Des présentations ont abordé la question d’autres consommations problématiques en matière de santé, mais plus répandues, comme celles du tabac, du cannabis ou de l’alcool. Elles ont permis de balayer le spectre des enjeux qui se posent en matière de santé. Sachant que les personnes séropositives, par les impacts psycho-sociaux de la maladie, sont plus exposées à ces consommations. "L’apport des addictologues et des sexologues a été crucial", ajoute encore Jacques Reynes en conclusion de la conférence.

La gageure reste, pour l’ensemble des acteurs, de se servir de cette impulsion pour avancer de manière collective sur ces enjeux et, à terme de réussir à trouver de nouvelles stratégies pour appréhender un phénomène qui a un impact sur les contaminations au VIH et au VHC. 2017 sera aussi l’année du bilan pour la SFLS à ce propos, puisque la prochaine édition se déroulera à Nice les 19 et 20 octobre, et sera consacrée à la quête d’un "territoire sans sida".

"Mieux prendre en charge les personnes de façon globale"

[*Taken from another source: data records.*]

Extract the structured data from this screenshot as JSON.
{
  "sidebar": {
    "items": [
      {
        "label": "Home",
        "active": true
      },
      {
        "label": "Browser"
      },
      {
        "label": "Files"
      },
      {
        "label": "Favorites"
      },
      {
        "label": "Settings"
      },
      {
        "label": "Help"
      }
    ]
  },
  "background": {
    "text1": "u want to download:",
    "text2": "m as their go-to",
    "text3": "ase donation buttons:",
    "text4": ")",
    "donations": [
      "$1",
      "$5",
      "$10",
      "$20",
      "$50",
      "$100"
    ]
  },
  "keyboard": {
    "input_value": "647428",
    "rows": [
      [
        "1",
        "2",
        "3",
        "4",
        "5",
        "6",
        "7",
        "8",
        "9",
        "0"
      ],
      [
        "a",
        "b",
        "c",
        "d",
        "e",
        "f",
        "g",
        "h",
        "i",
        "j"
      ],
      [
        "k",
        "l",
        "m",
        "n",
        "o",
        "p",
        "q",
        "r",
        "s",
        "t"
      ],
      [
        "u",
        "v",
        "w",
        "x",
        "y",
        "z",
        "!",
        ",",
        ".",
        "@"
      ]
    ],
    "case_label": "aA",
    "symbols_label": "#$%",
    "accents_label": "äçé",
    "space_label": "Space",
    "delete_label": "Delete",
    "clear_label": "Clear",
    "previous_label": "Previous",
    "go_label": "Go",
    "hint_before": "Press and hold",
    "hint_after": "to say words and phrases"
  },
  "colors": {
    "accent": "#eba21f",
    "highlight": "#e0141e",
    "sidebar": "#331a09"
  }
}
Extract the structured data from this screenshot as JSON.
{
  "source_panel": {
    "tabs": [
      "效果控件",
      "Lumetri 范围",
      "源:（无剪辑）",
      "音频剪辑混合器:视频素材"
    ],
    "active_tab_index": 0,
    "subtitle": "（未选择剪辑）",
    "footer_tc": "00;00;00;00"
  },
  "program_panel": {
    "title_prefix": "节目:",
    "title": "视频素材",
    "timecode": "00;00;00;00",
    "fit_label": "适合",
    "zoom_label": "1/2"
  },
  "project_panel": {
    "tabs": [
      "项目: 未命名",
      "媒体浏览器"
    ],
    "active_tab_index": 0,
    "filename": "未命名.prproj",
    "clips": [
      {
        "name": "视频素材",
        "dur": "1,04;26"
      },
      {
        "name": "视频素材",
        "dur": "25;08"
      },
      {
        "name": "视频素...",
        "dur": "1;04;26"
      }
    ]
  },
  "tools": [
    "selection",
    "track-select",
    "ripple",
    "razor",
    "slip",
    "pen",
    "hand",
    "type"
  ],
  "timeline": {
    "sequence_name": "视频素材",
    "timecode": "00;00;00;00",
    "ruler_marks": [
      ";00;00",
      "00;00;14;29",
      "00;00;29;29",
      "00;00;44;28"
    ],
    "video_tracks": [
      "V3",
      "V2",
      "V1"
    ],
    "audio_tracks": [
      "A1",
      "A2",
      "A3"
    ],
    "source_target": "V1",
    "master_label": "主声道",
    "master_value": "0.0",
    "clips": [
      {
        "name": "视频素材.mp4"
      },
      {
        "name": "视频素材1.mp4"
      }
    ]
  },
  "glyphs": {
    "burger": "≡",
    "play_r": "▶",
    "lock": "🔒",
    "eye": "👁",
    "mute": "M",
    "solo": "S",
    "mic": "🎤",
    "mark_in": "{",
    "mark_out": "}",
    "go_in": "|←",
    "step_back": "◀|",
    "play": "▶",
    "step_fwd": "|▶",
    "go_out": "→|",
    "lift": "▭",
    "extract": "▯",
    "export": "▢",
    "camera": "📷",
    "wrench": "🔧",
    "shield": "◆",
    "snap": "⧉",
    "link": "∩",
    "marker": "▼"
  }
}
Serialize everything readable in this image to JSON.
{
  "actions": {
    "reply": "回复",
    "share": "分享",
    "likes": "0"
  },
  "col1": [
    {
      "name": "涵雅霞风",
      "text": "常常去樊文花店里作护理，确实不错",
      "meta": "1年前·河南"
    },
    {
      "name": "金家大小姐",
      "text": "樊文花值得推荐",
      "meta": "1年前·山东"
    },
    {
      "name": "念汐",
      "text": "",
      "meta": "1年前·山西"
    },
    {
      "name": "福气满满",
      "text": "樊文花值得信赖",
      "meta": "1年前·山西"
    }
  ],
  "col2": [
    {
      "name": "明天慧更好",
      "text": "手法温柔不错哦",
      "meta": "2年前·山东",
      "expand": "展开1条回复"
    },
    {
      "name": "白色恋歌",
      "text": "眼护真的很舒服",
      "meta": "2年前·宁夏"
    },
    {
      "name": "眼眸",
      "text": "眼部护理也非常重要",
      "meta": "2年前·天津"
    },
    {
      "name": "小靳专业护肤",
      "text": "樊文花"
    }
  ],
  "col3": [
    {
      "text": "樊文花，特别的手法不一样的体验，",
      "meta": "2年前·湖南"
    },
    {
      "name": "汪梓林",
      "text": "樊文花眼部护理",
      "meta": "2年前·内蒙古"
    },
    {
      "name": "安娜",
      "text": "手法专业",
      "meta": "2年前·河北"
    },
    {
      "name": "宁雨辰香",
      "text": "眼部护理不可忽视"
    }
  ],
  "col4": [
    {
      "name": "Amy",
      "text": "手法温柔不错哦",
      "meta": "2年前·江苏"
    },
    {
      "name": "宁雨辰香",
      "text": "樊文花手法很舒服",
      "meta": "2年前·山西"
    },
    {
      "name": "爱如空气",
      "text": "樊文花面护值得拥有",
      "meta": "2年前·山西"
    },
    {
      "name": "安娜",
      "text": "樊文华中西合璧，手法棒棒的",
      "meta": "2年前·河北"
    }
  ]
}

Le docteur Anne Simon, présidente de la SFLS, abonde, il y aura un avant et un après la SFLS 2016. "L’arrivée de la PrEP, l’arrivée des CeGIDD, l’enjeu de la santé sexuelle vers une prévention bio-médicalisée aussi auprès des personnes séronégatives, nous font changer de paradigme. Nous sommes les mêmes individus, qui passons des uns aux autres. C’est une nouvelle culture à travailler. Associatifs et médecins, nous venons de deux mondes très différents. Nous avons beaucoup appris de ces autres prises en charge. Mais il y avait tout un monde qui ne se connaissait pas, tout un champ de la médecine, comme les addictologues et les sexologues, qui ne savent pas ce que l’on fait. Tous n’étaient pas au fait de ces nouvelles problématiques de sexualité. C’est ce monde-là qu’il va falloir mettre en musique. C’est notre défi. Nous avons repérer les personnes avec qui nous allons pouvoir travailler. Ceux que nous connaissions déjà, comme les associatifs, mais en fonctionnant différemment, mais aussi d’autres professions dont nous pouvons "se servir", pour mieux prendre en charge les personnes de façon globale. Ce sont des situations complexes, des personnalités complexes, des prises de risques complexes. Je pense que l’on va beaucoup apprendre les uns des autres désormais."